2013-11-21
November 21 is the eleventh meeting for Systems Thinking Ontario. The registration is at https://st-on-2013-11-21.eventbrite.com/ .
Theme: Systems Thinking and Design Thinking: Complexity and Autopoesis
This meeting is the third in the series of three based on "Systemic Design Principles for Complex Social Systems", Peter H. Jones, a chapter in Social Systems and Design, Gary Metcalf (editor), Volume 1 of the Translational Systems Science Series, Springer Verlag (2013). [published in 2014 by Springer] [preprint available on request from Peter Jones]
Suggested pre-reading:
More generally, ideas of complexity and autopoesis are related to living systems. The following references may help frame these ideas across biological systems and social systems:
Lane Tracy, "Evolutionary Processes in Living Systems", Proceedings of the Annual Meeting of the International Society for the Systems Sciences 2006, at http://journals.isss.org/index.php/proceedings50th/article/view/348 .
Francis Heylighen, "The Global Superorganism: an evolutionary-cybernetic model of the emerging network society", Principia Cybernetica (2007) at http://pespmc1.vub.ac.be/Papers/Superorganism.pdf .
From the list of 10 design principles, the last three are related to complexity and autopoesis.
A core set of systemic design principles shared between design and systems disciplines is proposed. The following are based on meta-analysis of concepts selected from system sciences and design theory sources. Design principles were selected that afford significant power in both design and systems applications, and are sufficiently mature and supported by precedent to be adapted without risk.
1. Idealization
2. Wickedness
3. Purpose
4. Boundary framing
5. Requisite variety
6. Feedback coordination
7. Ordering
8. Generative emergence
Nelson and Stolterman (2012) define two protocols of compositional and created emergence in systemic design, which further distinguish generative emergence. Compositional emergence manifests in design activity as an outcome of ordering, or the construction of artificial micro-systems for adapting an artifact to environments.

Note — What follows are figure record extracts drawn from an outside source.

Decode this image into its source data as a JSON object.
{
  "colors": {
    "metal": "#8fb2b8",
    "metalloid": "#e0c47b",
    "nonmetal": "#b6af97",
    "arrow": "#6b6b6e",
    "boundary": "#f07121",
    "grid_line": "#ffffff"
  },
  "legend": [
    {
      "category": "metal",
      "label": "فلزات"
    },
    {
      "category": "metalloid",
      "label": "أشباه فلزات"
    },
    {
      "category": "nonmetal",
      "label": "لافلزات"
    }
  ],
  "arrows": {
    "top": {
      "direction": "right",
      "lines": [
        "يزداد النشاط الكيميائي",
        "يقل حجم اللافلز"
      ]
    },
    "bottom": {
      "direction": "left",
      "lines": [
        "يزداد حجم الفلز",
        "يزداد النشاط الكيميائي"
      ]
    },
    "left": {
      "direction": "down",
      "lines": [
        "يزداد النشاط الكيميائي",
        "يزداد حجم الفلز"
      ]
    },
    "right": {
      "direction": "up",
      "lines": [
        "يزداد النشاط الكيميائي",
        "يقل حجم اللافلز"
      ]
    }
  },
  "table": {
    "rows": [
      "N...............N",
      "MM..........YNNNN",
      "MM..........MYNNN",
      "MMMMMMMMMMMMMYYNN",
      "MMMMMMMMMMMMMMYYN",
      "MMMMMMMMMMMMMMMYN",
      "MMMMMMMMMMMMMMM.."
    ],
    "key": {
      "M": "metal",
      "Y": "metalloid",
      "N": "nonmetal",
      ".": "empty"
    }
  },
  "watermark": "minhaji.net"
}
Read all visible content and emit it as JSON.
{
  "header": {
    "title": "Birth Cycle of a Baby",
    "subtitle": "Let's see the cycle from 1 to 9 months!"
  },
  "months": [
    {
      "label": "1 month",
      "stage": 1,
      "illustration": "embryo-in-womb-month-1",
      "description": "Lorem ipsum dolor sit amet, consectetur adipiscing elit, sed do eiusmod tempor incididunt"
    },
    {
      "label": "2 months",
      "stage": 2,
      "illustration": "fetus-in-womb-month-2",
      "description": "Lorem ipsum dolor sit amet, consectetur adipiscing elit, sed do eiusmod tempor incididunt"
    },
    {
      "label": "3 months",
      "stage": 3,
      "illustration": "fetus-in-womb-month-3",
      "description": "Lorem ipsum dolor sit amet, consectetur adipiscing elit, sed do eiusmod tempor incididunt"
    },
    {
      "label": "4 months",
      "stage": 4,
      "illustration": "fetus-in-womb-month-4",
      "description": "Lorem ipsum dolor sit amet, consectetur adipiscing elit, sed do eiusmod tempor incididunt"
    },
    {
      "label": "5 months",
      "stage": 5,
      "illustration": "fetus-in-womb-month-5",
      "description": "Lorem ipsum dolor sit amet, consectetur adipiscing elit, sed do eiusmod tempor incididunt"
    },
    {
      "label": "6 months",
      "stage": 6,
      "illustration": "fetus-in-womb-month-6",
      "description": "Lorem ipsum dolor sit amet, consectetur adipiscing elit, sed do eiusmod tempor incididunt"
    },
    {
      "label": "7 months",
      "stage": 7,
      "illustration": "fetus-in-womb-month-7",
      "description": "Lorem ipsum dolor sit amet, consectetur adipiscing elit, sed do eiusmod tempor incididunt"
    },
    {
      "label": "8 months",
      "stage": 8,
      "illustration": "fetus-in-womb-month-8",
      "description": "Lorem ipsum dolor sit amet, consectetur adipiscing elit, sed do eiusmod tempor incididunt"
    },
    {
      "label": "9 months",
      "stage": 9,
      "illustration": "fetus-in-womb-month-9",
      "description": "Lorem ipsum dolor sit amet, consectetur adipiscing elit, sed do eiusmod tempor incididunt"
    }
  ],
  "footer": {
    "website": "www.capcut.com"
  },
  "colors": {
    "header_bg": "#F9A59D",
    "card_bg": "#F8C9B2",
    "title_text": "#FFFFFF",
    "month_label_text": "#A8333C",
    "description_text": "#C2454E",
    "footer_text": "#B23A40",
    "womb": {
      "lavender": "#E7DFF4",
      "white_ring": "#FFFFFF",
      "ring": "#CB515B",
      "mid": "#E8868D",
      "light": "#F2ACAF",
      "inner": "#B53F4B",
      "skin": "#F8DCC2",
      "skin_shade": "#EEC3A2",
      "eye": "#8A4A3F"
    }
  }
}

A web-accessible reading (as a partial substitute) is:
Erik Stolterman, "The Nature of Design Practice and Implications for Interaction Design Research", International Journal of Design, volume 2, number 1, (2008) at http://www.ijdesign.org/ojs/index.php/IJDesign/article/view/240/148
9. Continuous adaptation
Continuous adaptation maintains the preferred system purpose and objectives (or desiderata) throughout the lifecycle of adaptation, conformance to environmental demands, and related system changes. Effective systemic design applies the principle of continuous adaptation throughout the design process, from the phases of system design and development through deployment and operation. By incorporating cyclic feedback deeply into the social practices of the host organization, organizations and systems can become resilient to unforeseeable environmental requirements and system breakdowns.
10. Self-organizing
Self-organizing is a central principle developed in systems theories ranging from Wiener’s cybernetics (1948) through Maturana and Varela’s (1974) biological theories of adaptation and autopoiesis, autopoietic social systems (Luhmann, 1986), to more recent complex adaptive systems theory (Holland, 1995).

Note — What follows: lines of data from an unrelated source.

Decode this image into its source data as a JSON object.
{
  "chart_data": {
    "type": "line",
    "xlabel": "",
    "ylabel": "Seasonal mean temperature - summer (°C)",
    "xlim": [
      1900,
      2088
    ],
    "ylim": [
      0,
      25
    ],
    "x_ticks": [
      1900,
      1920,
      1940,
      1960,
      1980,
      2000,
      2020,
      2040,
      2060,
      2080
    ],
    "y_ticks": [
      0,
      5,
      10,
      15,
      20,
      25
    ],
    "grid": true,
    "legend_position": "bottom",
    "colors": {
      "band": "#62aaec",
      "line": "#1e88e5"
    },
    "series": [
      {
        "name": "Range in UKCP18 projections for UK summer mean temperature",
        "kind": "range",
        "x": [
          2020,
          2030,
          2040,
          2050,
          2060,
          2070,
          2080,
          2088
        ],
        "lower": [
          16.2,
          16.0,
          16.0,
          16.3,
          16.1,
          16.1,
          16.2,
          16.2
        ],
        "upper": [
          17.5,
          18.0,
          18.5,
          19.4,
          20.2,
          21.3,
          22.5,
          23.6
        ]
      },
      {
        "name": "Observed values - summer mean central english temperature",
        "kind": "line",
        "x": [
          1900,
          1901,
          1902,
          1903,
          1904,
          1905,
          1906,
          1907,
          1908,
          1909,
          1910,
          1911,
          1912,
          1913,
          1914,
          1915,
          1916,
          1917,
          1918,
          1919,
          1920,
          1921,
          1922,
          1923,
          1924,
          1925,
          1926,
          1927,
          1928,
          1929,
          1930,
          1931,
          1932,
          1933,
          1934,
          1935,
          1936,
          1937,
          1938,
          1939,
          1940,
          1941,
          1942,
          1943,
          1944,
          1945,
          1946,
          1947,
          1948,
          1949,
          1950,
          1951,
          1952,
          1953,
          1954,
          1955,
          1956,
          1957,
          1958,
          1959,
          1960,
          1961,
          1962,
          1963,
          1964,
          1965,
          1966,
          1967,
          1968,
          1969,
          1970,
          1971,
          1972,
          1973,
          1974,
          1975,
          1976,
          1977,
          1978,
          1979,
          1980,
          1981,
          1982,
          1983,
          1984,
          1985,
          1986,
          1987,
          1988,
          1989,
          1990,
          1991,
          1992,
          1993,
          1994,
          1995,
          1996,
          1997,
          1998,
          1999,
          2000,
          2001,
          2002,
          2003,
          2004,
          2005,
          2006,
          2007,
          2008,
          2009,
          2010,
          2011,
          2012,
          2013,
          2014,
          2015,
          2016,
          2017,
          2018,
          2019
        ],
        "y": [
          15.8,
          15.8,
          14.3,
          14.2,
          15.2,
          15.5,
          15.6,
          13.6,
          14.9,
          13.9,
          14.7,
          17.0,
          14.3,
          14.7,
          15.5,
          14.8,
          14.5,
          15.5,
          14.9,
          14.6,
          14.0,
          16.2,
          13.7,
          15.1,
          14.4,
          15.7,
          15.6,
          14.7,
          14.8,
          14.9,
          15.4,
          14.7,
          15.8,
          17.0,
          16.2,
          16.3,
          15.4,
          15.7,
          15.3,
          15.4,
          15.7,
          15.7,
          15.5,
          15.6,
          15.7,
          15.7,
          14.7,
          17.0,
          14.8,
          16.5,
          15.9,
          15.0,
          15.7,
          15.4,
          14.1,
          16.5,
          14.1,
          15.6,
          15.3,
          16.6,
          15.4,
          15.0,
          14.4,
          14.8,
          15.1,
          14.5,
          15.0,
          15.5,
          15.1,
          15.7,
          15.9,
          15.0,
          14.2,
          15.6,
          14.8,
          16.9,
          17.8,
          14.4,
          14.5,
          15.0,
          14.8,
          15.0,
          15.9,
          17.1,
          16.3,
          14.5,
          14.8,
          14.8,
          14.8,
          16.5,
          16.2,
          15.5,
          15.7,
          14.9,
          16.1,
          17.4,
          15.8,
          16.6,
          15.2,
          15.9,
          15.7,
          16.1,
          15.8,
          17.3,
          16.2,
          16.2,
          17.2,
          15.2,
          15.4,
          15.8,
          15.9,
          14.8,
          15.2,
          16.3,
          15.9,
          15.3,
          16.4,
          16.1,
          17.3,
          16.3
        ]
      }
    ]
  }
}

Social systems are self-organizing human interaction systems that develop (evolve) through learning and flexible responses to changing circumstances. Human systems are self-organizing in the sense that no planned external inputs (from monitoring, for example) respond to human and environmental feedback as any type of living system. [....]

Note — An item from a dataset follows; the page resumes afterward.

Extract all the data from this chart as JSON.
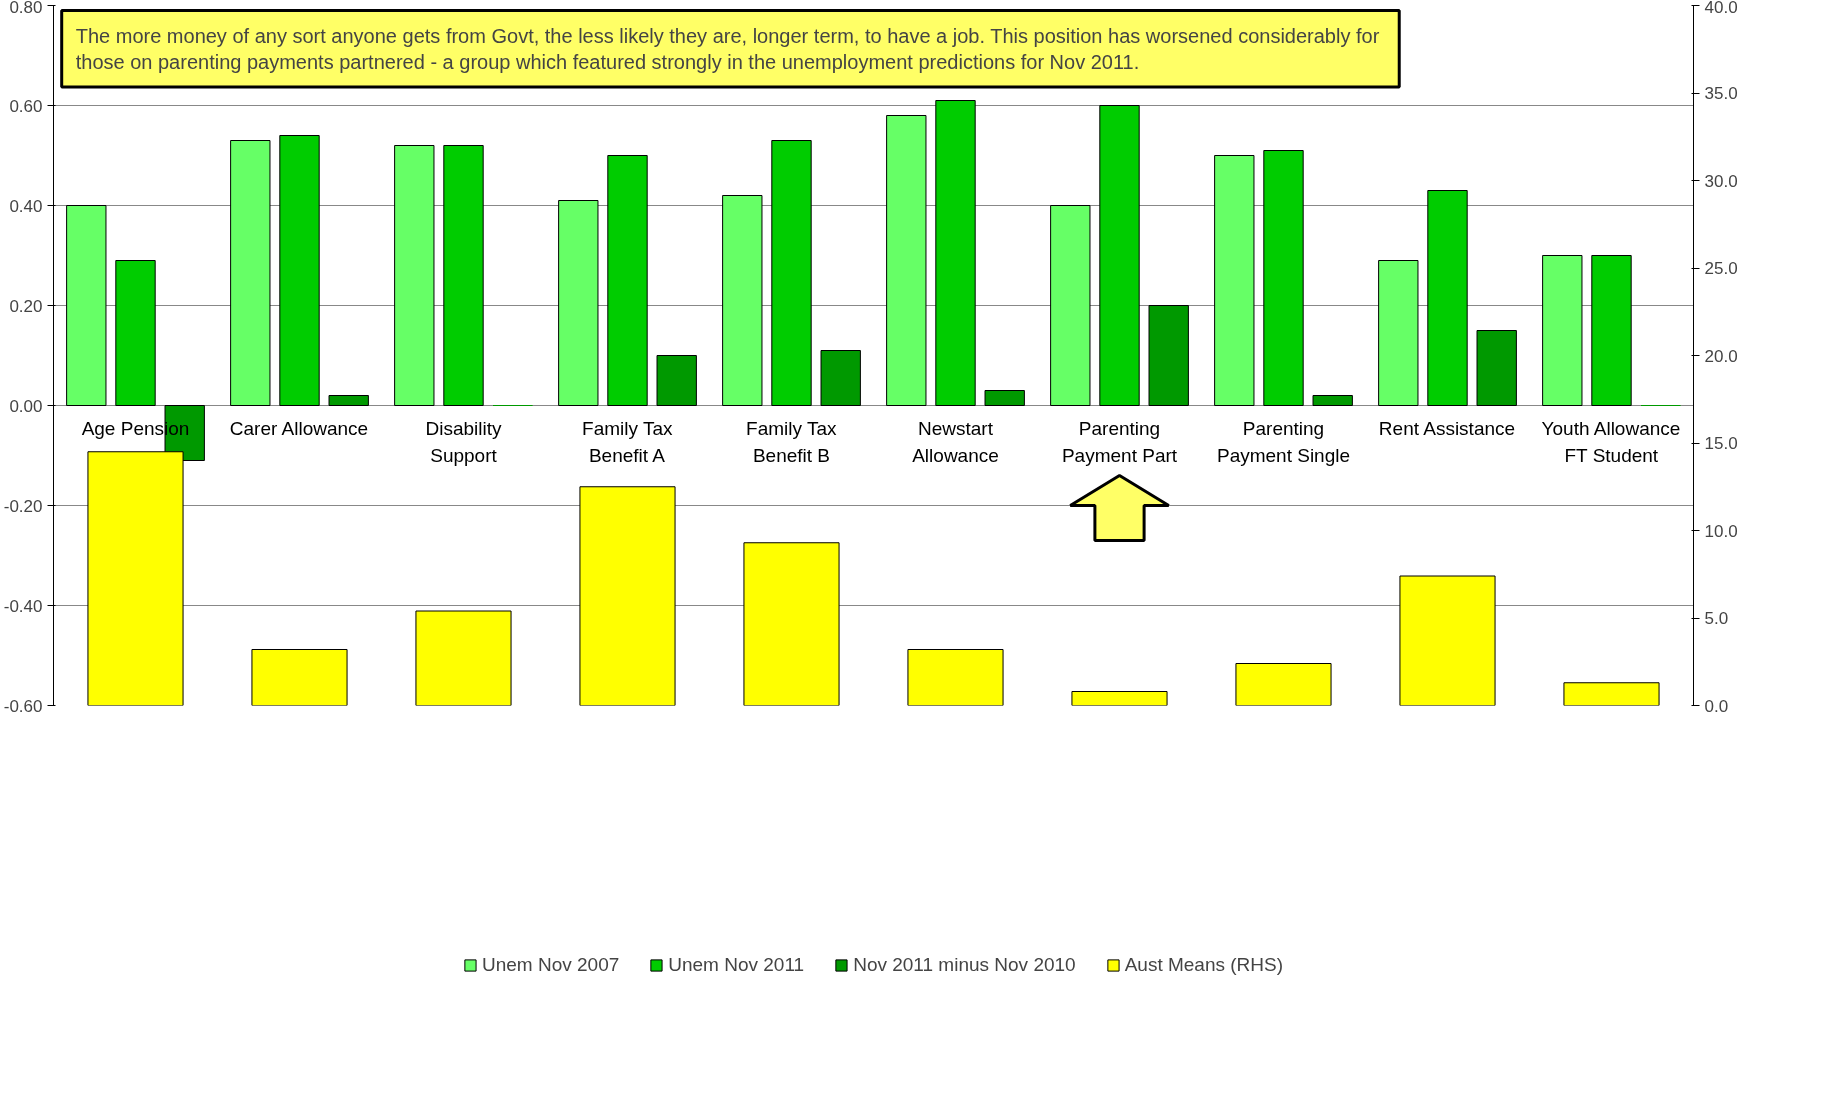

As a design principle, self-organization reminds us of the limited capacity of the individual designer as a formative agent. The social design practices of dialogue and generative facilitation may be considered self-organizing in principle. Yet there are specific “designerly” actions required to realize desired organizational outcomes.
While these principles may appear to assume universality across literatures, the intent is for applicability and adaptability of principles, not a fundamental baseline. (Jones, 2013).
Participants should not feel limited to this suggested pre-reading, but should recognize that other attendees may have not read, or are reading differently, that article.
Agenda
Post-meeting artifacts
Bloogers are encouraged to write about their learning and experiences at the meeting. Links will be added to this page.